When numbers like that come out, you know what tends to follow: politicians teeing up the evil-oil industry rhetoric and knocking it right down the fairway. Both parties do it. Except they’re leaving one thing behind.
The facts.
From the Marketplace Sustainability Desk, Scott Tong reports on oil politics and political mythology.
Scott Tong: Issue number 1: Big Oil is not who you think. Forty years ago, the Seven Sisters companies like Shell and Texaco lorded over 85 percent of world production. Now, the Seven Sisters are more like Seven Dwarves, compared to — well, let’s call them, “Big, Big Oil.”
John Hofmeister: Such as Saudi Aramco or Gazprom.
Former Shell president John Hofmeister.
Today’s behemoths are owned by governments, in Saudi Arabia, Iran, Russia and Brazil, and today they control most reserves while the multinationals hang at the kid’s table.
Hofmeister: They’re essentially locked out of state-owned oil company reserves, unless they are invited in.
U.S. firms also pay higher taxes then competitors, which takes us to Issue 2: tax breaks.
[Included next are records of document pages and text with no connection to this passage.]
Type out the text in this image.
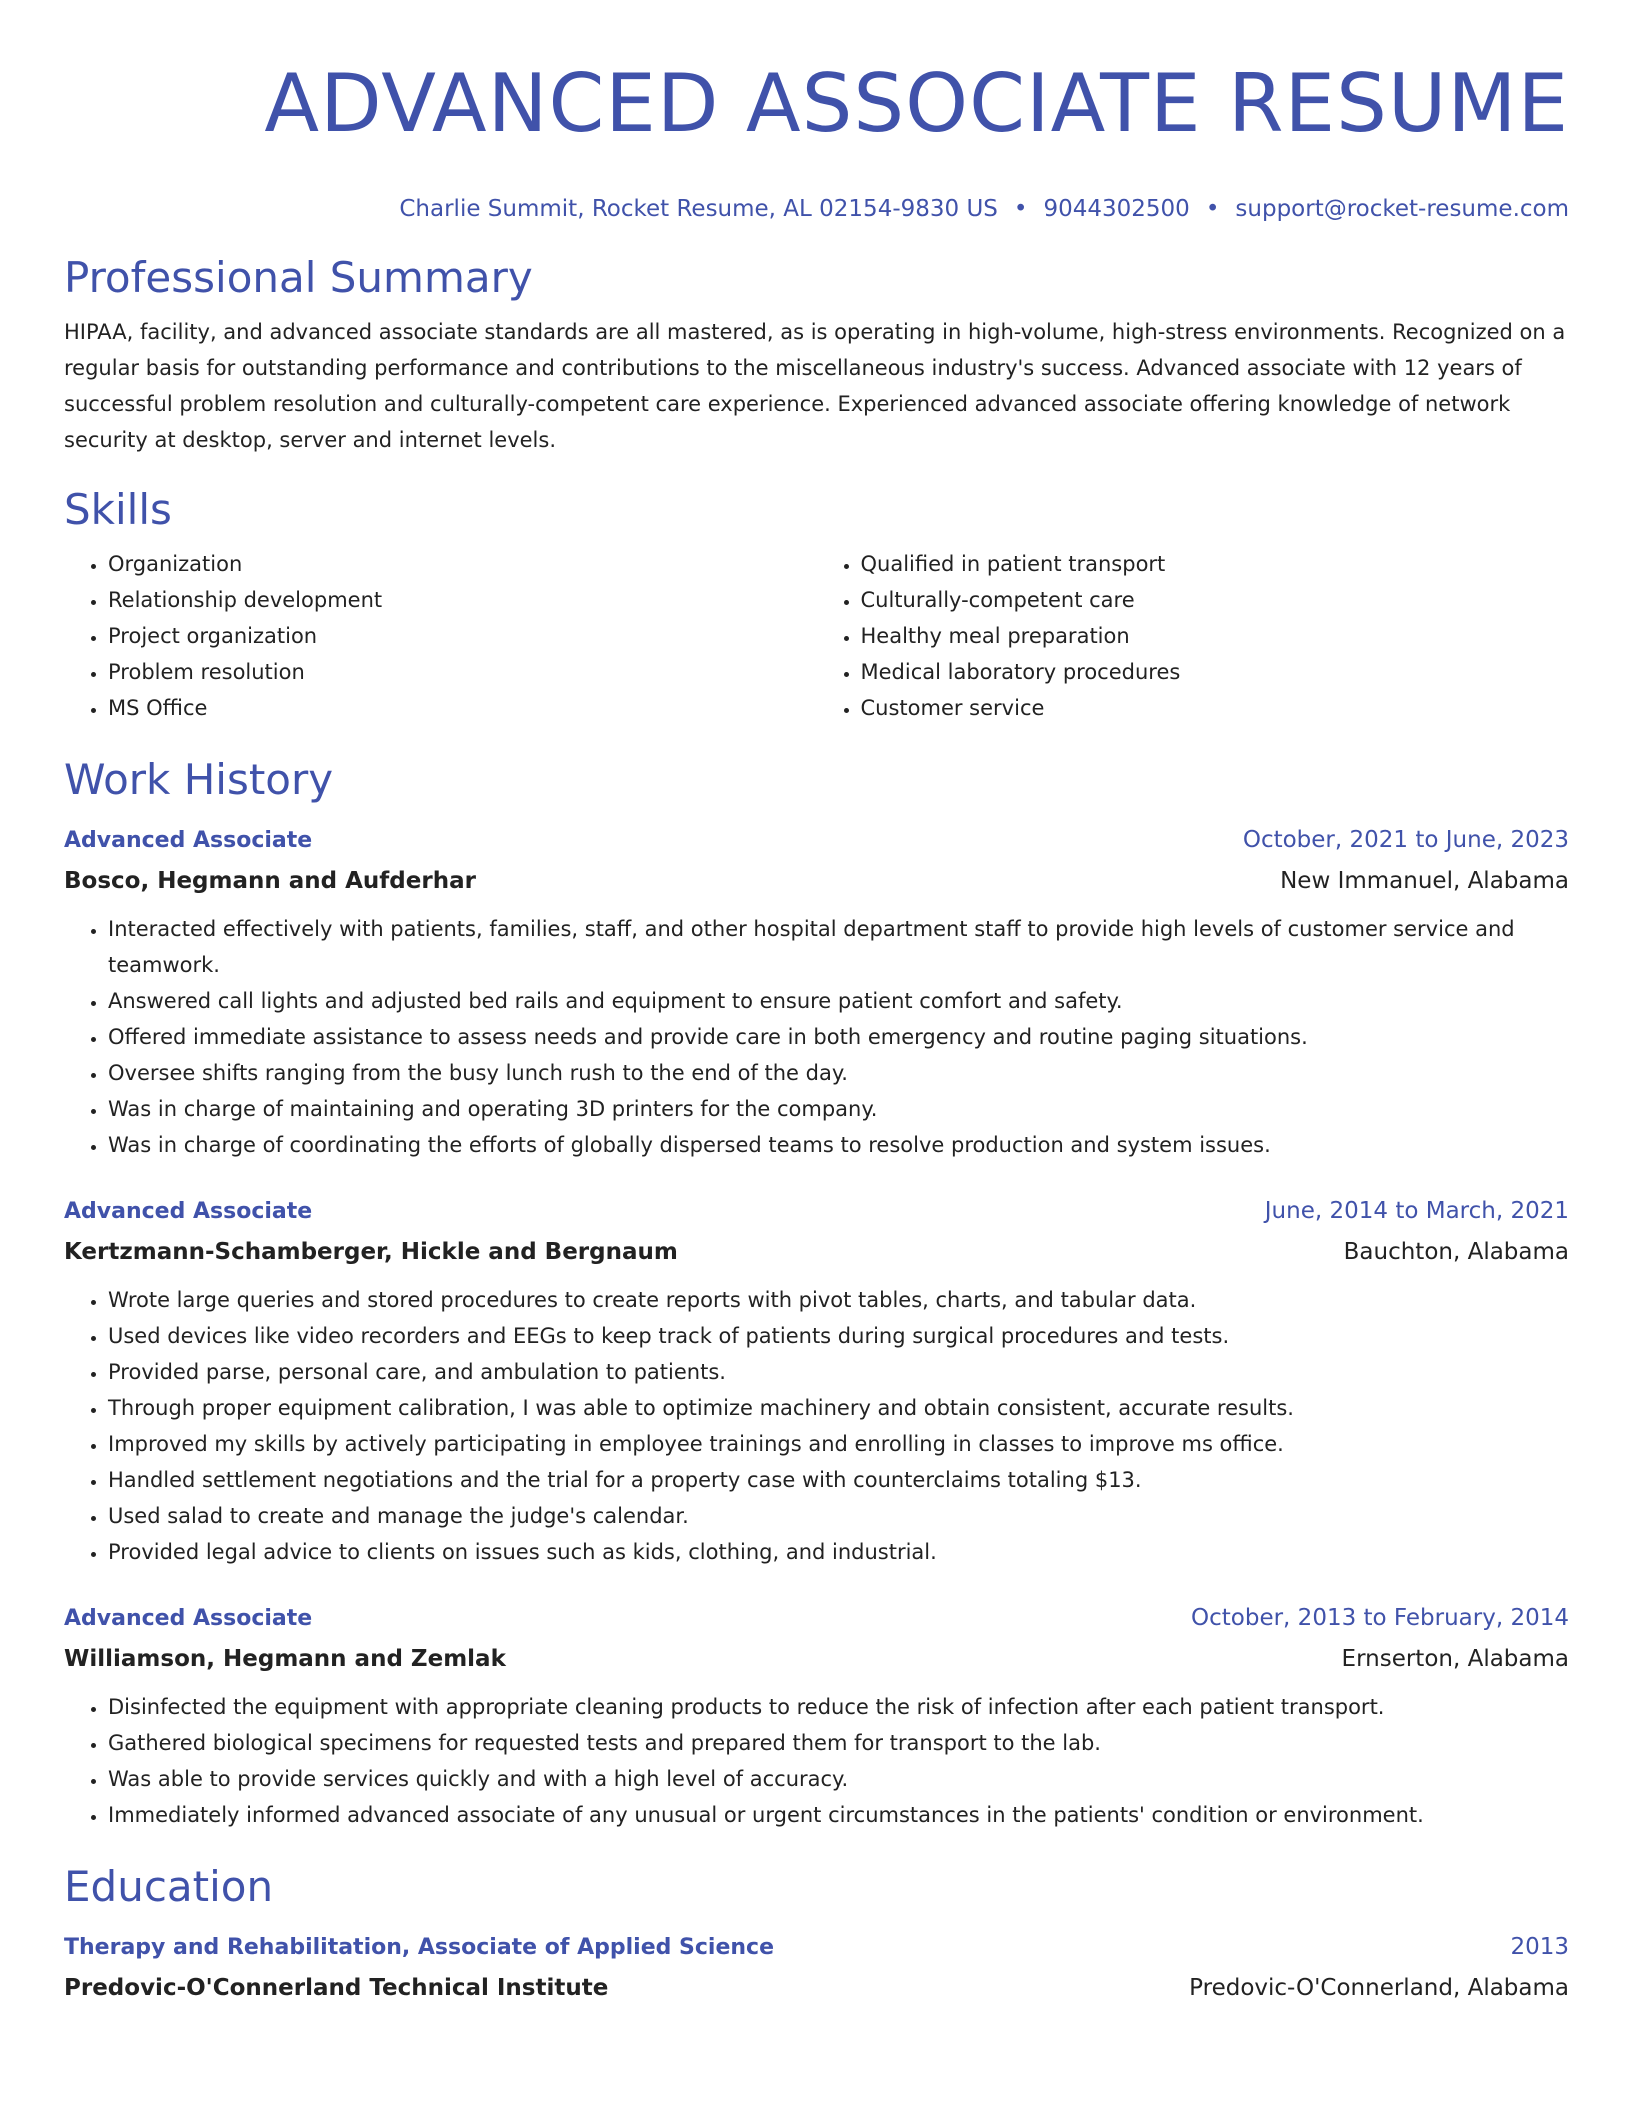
ADVANCED ASSOCIATE RESUME
Charlie Summit, Rocket Resume, AL 02154-9830 US • 9044302500 • support@rocket-resume.com
Professional Summary
HIPAA, facility, and advanced associate standards are all mastered, as is operating in high-volume, high-stress environments. Recognized on a regular basis for outstanding performance and contributions to the miscellaneous industry's success. Advanced associate with 12 years of successful problem resolution and culturally-competent care experience. Experienced advanced associate offering knowledge of network security at desktop, server and internet levels.
Skills
• Organization
• Relationship development
• Project organization
• Problem resolution
• MS Office
• Qualified in patient transport
• Culturally-competent care
• Healthy meal preparation
• Medical laboratory procedures
• Customer service
Work History
Advanced Associate	October, 2021 to June, 2023
Bosco, Hegmann and Aufderhar	New Immanuel, Alabama
• Interacted effectively with patients, families, staff, and other hospital department staff to provide high levels of customer service and teamwork.
• Answered call lights and adjusted bed rails and equipment to ensure patient comfort and safety.
• Offered immediate assistance to assess needs and provide care in both emergency and routine paging situations.
• Oversee shifts ranging from the busy lunch rush to the end of the day.
• Was in charge of maintaining and operating 3D printers for the company.
• Was in charge of coordinating the efforts of globally dispersed teams to resolve production and system issues.
Advanced Associate	June, 2014 to March, 2021
Kertzmann-Schamberger, Hickle and Bergnaum	Bauchton, Alabama
• Wrote large queries and stored procedures to create reports with pivot tables, charts, and tabular data.
• Used devices like video recorders and EEGs to keep track of patients during surgical procedures and tests.
• Provided parse, personal care, and ambulation to patients.
• Through proper equipment calibration, I was able to optimize machinery and obtain consistent, accurate results.
• Improved my skills by actively participating in employee trainings and enrolling in classes to improve ms office.
• Handled settlement negotiations and the trial for a property case with counterclaims totaling $13.
• Used salad to create and manage the judge's calendar.
• Provided legal advice to clients on issues such as kids, clothing, and industrial.
Advanced Associate	October, 2013 to February, 2014
Williamson, Hegmann and Zemlak	Ernserton, Alabama
• Disinfected the equipment with appropriate cleaning products to reduce the risk of infection after each patient transport.
• Gathered biological specimens for requested tests and prepared them for transport to the lab.
• Was able to provide services quickly and with a high level of accuracy.
• Immediately informed advanced associate of any unusual or urgent circumstances in the patients' condition or environment.
Education
Therapy and Rehabilitation, Associate of Applied Science	2013
Predovic-O'Connerland Technical Institute	Predovic-O'Connerland, Alabama
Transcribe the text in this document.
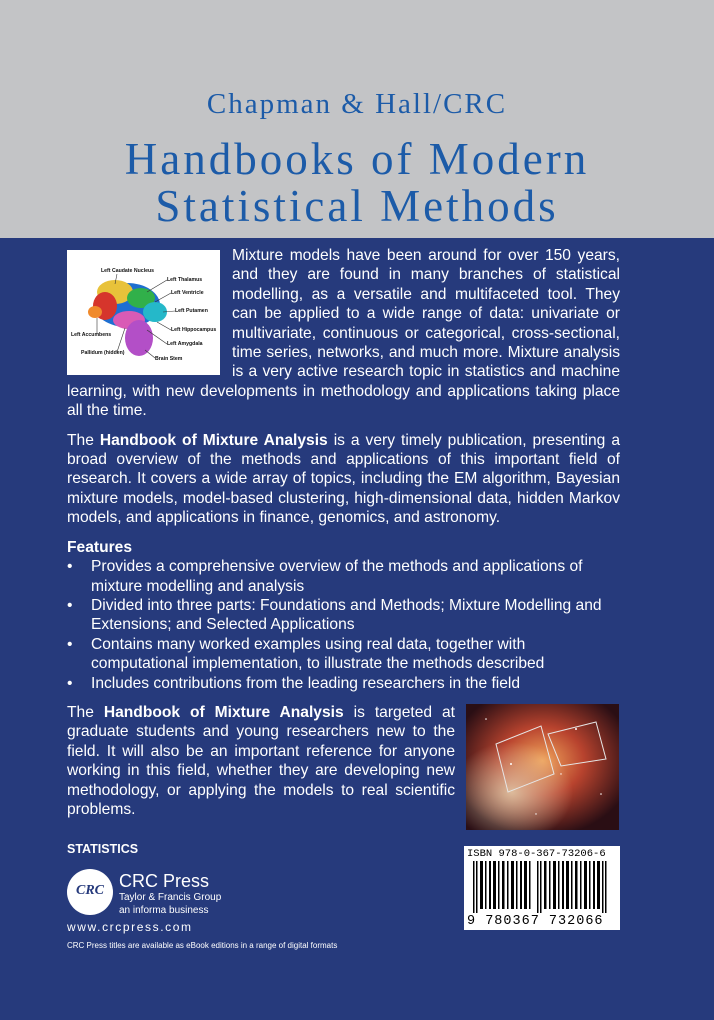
Chapman & Hall/CRC
Handbooks of Modern
Statistical Methods
Left Caudate Nucleus
Left Thalamus
Left Ventricle
Left Putamen
Left Hippocampus
Left Accumbens
Left Amygdala
Pallidum (hidden)
Brain Stem

Mixture models have been around for over 150 years, and they are found in many branches of statistical modelling, as a versatile and multifaceted tool. They can be applied to a wide range of data: univariate or multivariate, continuous or categorical, cross-sectional, time series, networks, and much more. Mixture analysis is a very active research topic in statistics and machine learning, with new developments in methodology and applications taking place all the time.

The Handbook of Mixture Analysis is a very timely publication, presenting a broad overview of the methods and applications of this important field of research. It covers a wide array of topics, including the EM algorithm, Bayesian mixture models, model-based clustering, high-dimensional data, hidden Markov models, and applications in finance, genomics, and astronomy.

Features
• Provides a comprehensive overview of the methods and applications of mixture modelling and analysis
• Divided into three parts: Foundations and Methods; Mixture Modelling and Extensions; and Selected Applications
• Contains many worked examples using real data, together with computational implementation, to illustrate the methods described
• Includes contributions from the leading researchers in the field

The Handbook of Mixture Analysis is targeted at graduate students and young researchers new to the field. It will also be an important reference for anyone working in this field, whether they are developing new methodology, or applying the models to real scientific problems.

STATISTICS
CRC CRC Press
Taylor & Francis Group
an informa business
www.crcpress.com
CRC Press titles are available as eBook editions in a range of digital formats
ISBN 978-0-367-73206-6
9 780367 732066
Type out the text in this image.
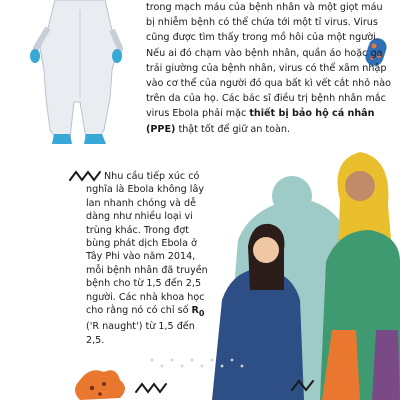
trong mạch máu của bệnh nhân và một giọt máu bị nhiễm bệnh có thể chứa tới một tỉ virus. Virus cũng được tìm thấy trong mồ hôi của một người. Nếu ai đó chạm vào bệnh nhân, quần áo hoặc ga trải giường của bệnh nhân, virus có thể xâm nhập vào cơ thể của người đó qua bất kì vết cắt nhỏ nào trên da của họ. Các bác sĩ điều trị bệnh nhân mắc virus Ebola phải mặc thiết bị bảo hộ cá nhân (PPE) thật tốt để giữ an toàn.

Nhu cầu tiếp xúc có nghĩa là Ebola không lây lan nhanh chóng và dễ dàng như nhiều loại vi trùng khác. Trong đợt bùng phát dịch Ebola ở Tây Phi vào năm 2014, mỗi bệnh nhân đã truyền bệnh cho từ 1,5 đến 2,5 người. Các nhà khoa học cho rằng nó có chỉ số $R_0$ ('R naught') từ 1,5 đến 2,5.
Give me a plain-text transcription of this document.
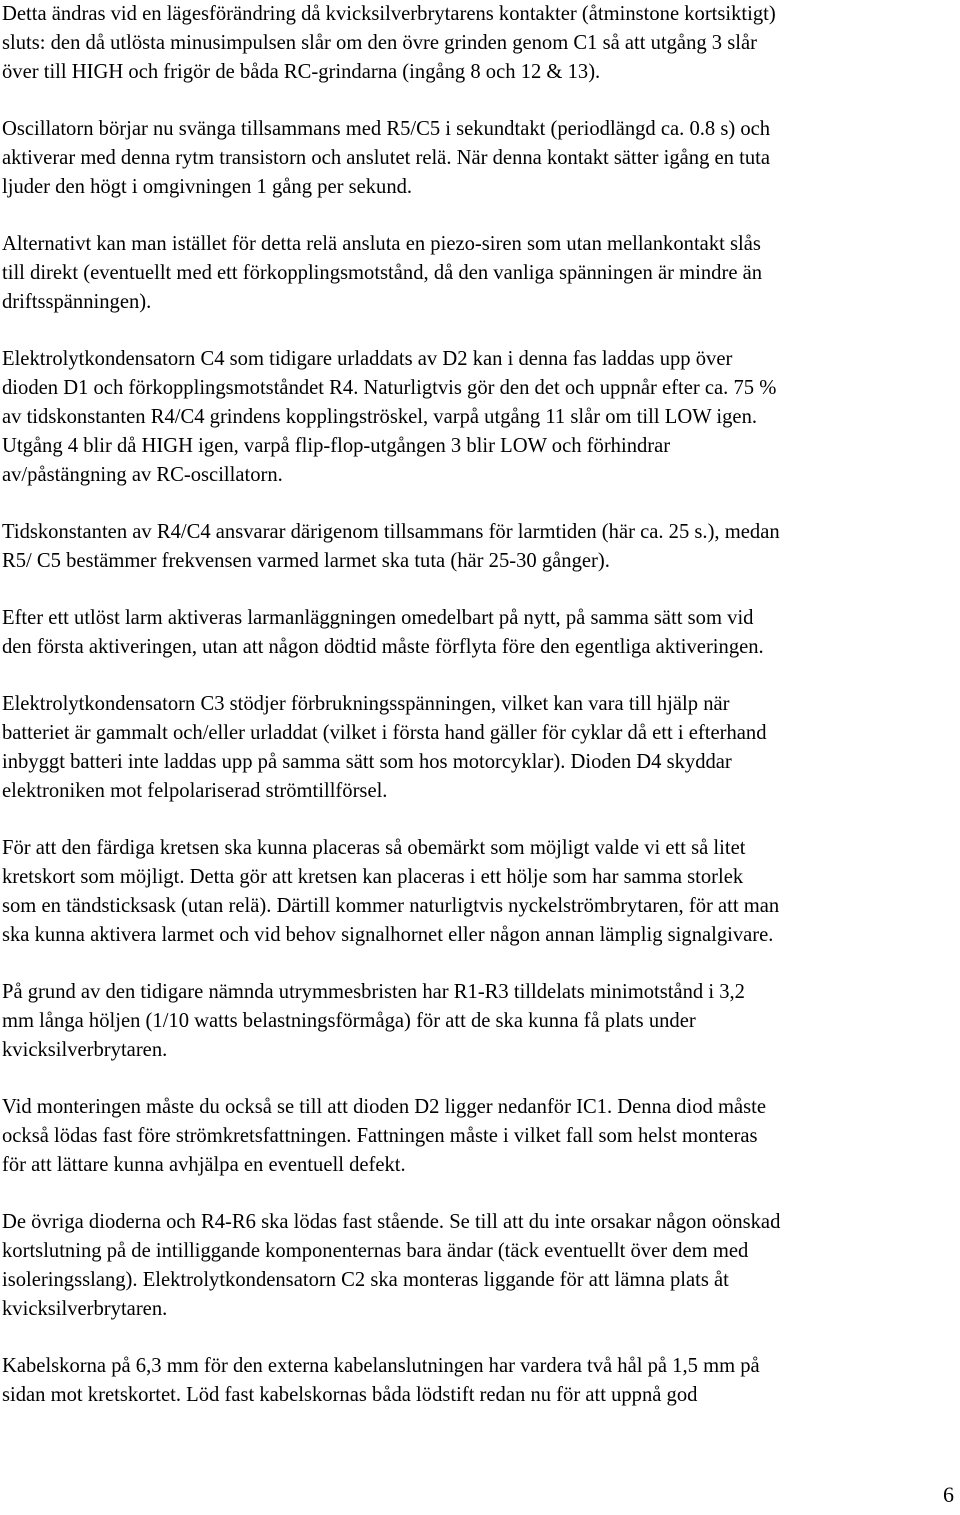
Detta ändras vid en lägesförändring då kvicksilverbrytarens kontakter (åtminstone kortsiktigt)
sluts: den då utlösta minusimpulsen slår om den övre grinden genom C1 så att utgång 3 slår
över till HIGH och frigör de båda RC-grindarna (ingång 8 och 12 & 13).

Oscillatorn börjar nu svänga tillsammans med R5/C5 i sekundtakt (periodlängd ca. 0.8 s) och
aktiverar med denna rytm transistorn och anslutet relä. När denna kontakt sätter igång en tuta
ljuder den högt i omgivningen 1 gång per sekund.

Alternativt kan man istället för detta relä ansluta en piezo-siren som utan mellankontakt slås
till direkt (eventuellt med ett förkopplingsmotstånd, då den vanliga spänningen är mindre än
driftsspänningen).

Elektrolytkondensatorn C4 som tidigare urladdats av D2 kan i denna fas laddas upp över
dioden D1 och förkopplingsmotståndet R4. Naturligtvis gör den det och uppnår efter ca. 75 %
av tidskonstanten R4/C4 grindens kopplingströskel, varpå utgång 11 slår om till LOW igen.
Utgång 4 blir då HIGH igen, varpå flip-flop-utgången 3 blir LOW och förhindrar
av/påstängning av RC-oscillatorn.

Tidskonstanten av R4/C4 ansvarar därigenom tillsammans för larmtiden (här ca. 25 s.), medan
R5/ C5 bestämmer frekvensen varmed larmet ska tuta (här 25-30 gånger).

Efter ett utlöst larm aktiveras larmanläggningen omedelbart på nytt, på samma sätt som vid
den första aktiveringen, utan att någon dödtid måste förflyta före den egentliga aktiveringen.

Elektrolytkondensatorn C3 stödjer förbrukningsspänningen, vilket kan vara till hjälp när
batteriet är gammalt och/eller urladdat (vilket i första hand gäller för cyklar då ett i efterhand
inbyggt batteri inte laddas upp på samma sätt som hos motorcyklar). Dioden D4 skyddar
elektroniken mot felpolariserad strömtillförsel.

För att den färdiga kretsen ska kunna placeras så obemärkt som möjligt valde vi ett så litet
kretskort som möjligt. Detta gör att kretsen kan placeras i ett hölje som har samma storlek
som en tändsticksask (utan relä). Därtill kommer naturligtvis nyckelströmbrytaren, för att man
ska kunna aktivera larmet och vid behov signalhornet eller någon annan lämplig signalgivare.

På grund av den tidigare nämnda utrymmesbristen har R1-R3 tilldelats minimotstånd i 3,2
mm långa höljen (1/10 watts belastningsförmåga) för att de ska kunna få plats under
kvicksilverbrytaren.

Vid monteringen måste du också se till att dioden D2 ligger nedanför IC1. Denna diod måste
också lödas fast före strömkretsfattningen. Fattningen måste i vilket fall som helst monteras
för att lättare kunna avhjälpa en eventuell defekt.

De övriga dioderna och R4-R6 ska lödas fast stående. Se till att du inte orsakar någon oönskad
kortslutning på de intilliggande komponenternas bara ändar (täck eventuellt över dem med
isoleringsslang). Elektrolytkondensatorn C2 ska monteras liggande för att lämna plats åt
kvicksilverbrytaren.

Kabelskorna på 6,3 mm för den externa kabelanslutningen har vardera två hål på 1,5 mm på
sidan mot kretskortet. Löd fast kabelskornas båda lödstift redan nu för att uppnå god

6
President Obama wants to cancel some $4 billion worth. But Charles Ebinger at the Brookings Institution says brand-name oil companies don’t get most of those preferences. Smaller drillers are far more dependent on subsidies and if they went away:
Charles Ebinger: I think you would see some degree of fall-off in domestic oil production and attendantly the loss of jobs in that particular part of the business.
Domestic production: Issue 3. Oil-friendly politicians want more drilling in the Gulf of Mexico, figuring that would push down American prices. Except that oil prices are set by global forces — and the biggest is galloping demand in emerging countries.
Morningstar analyst Allen Good.
Allen Good: Even though we’re producing oil here in the U.S., there’s little we can do in the U.S. to determine what the Chinese are going to pay or what the Indians are going to pay or so forth. So if there’s buyers elsewhere in the world, it’s going to drive up U.S. gasoline prices.
He says politicians have few levers to pull on energy prices. That may be a fact, but in this town, facts can be overlooked.
In Washington, I’m Scott Tong for Marketplace.